Estimation of Thickness and Speed of Sound in Cortical Bone Using Multifocus Pulse-Echo Ultrasound

摘要

Most bone loss during the development of osteoporosis occurs in cortical bone at the peripheral skeleton. Decreased cortical thickness (Ct.Th) and the prevalence of large pores at the tibia are associated with reduced bone strength at the hip. Ct.Th and cortical sound velocity, i.e., a surrogate marker for changes of cortical porosity (Ct.Po), are key biomarkers for the identification of patients at high fracture risk. In this study, we have developed a method using a conventional ultrasound array transducer to determine thickness (Ct.Th) and the compressional sound velocity propagating in the radial bone direction (Ct.(nu 11)) using a refraction-corrected multifocus imaging approach. The method was validated in-silico on porous bone plate models using a 2-D finite-difference time-domain method and ex vivo on plate-shaped plastic reference materials and on plate-shaped cortical bovine tibia samples.

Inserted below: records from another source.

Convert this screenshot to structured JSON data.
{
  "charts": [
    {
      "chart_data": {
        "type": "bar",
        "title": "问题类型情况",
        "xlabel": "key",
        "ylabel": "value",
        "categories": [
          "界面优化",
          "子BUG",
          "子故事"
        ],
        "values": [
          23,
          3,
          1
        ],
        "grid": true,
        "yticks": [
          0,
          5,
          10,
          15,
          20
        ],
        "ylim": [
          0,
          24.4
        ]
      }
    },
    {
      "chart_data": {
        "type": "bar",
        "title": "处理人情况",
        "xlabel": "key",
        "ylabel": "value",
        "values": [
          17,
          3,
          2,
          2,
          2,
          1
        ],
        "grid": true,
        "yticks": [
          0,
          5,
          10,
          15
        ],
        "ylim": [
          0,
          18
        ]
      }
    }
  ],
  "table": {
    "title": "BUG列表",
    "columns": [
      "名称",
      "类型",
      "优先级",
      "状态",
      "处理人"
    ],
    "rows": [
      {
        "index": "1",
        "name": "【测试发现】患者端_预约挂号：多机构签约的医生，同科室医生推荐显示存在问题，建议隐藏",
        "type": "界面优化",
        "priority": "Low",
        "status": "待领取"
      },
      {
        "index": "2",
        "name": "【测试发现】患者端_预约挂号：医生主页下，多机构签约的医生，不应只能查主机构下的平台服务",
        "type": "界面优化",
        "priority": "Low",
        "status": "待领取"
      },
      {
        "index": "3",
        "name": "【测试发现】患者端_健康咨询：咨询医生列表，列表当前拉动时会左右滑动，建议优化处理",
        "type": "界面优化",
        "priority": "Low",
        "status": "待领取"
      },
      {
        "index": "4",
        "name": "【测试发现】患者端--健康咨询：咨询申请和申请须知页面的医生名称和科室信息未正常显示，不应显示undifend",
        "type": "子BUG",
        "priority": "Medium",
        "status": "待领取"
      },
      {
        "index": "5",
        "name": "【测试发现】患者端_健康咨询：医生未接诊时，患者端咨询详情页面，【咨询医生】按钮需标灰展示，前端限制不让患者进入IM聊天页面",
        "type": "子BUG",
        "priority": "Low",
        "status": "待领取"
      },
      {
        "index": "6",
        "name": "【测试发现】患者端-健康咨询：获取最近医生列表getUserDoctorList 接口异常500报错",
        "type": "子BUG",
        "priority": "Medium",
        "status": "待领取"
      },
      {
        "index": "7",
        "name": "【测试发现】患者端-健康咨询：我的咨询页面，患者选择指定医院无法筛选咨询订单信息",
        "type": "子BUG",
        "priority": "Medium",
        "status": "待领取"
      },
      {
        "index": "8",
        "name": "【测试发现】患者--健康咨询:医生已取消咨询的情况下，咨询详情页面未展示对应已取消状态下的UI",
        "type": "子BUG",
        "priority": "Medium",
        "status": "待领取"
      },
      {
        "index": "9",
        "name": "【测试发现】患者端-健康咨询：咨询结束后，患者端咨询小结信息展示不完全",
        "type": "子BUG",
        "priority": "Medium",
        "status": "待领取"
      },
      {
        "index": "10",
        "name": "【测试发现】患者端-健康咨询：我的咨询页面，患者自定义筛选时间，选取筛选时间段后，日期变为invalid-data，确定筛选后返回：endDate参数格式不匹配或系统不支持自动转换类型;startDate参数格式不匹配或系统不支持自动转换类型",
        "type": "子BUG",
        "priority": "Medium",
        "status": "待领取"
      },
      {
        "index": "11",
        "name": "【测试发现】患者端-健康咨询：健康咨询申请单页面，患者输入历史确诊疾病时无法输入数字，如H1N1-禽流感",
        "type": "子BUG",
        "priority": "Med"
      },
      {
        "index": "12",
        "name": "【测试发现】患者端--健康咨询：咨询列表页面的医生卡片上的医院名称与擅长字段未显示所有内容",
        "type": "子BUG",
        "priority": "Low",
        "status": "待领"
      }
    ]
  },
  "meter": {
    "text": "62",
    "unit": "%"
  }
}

Plane-wave pulse-echo measurements provided reference values to assess precision and accuracy of our method. In-silico results revealed the necessity to account for inclination-dependent transmission losses at the bone surface. Moreover, the dependence of Ct.(nu 11) on both porosity and pore density was observed. Ct.Th and Ct.(nu 11) obtained ex vivo showed a high correlation (R2>0.99) with reference values. The ex-vivo accuracy and precision for Ct.(nu 11) were 29.9 m/s and 0.94%, respectively, and those for Ct.Th were 0.04 mm and 1.09%, respectively. In conclusion, this numerical and experimental study demonstrates an accurate and precise estimation of Ct.Th and Ct.(nu 11). The developed multifocus technique may have high clinical potential to improve fracture risk prediction using noninvasive and nonionizing conventional ultrasound technology with image guidance.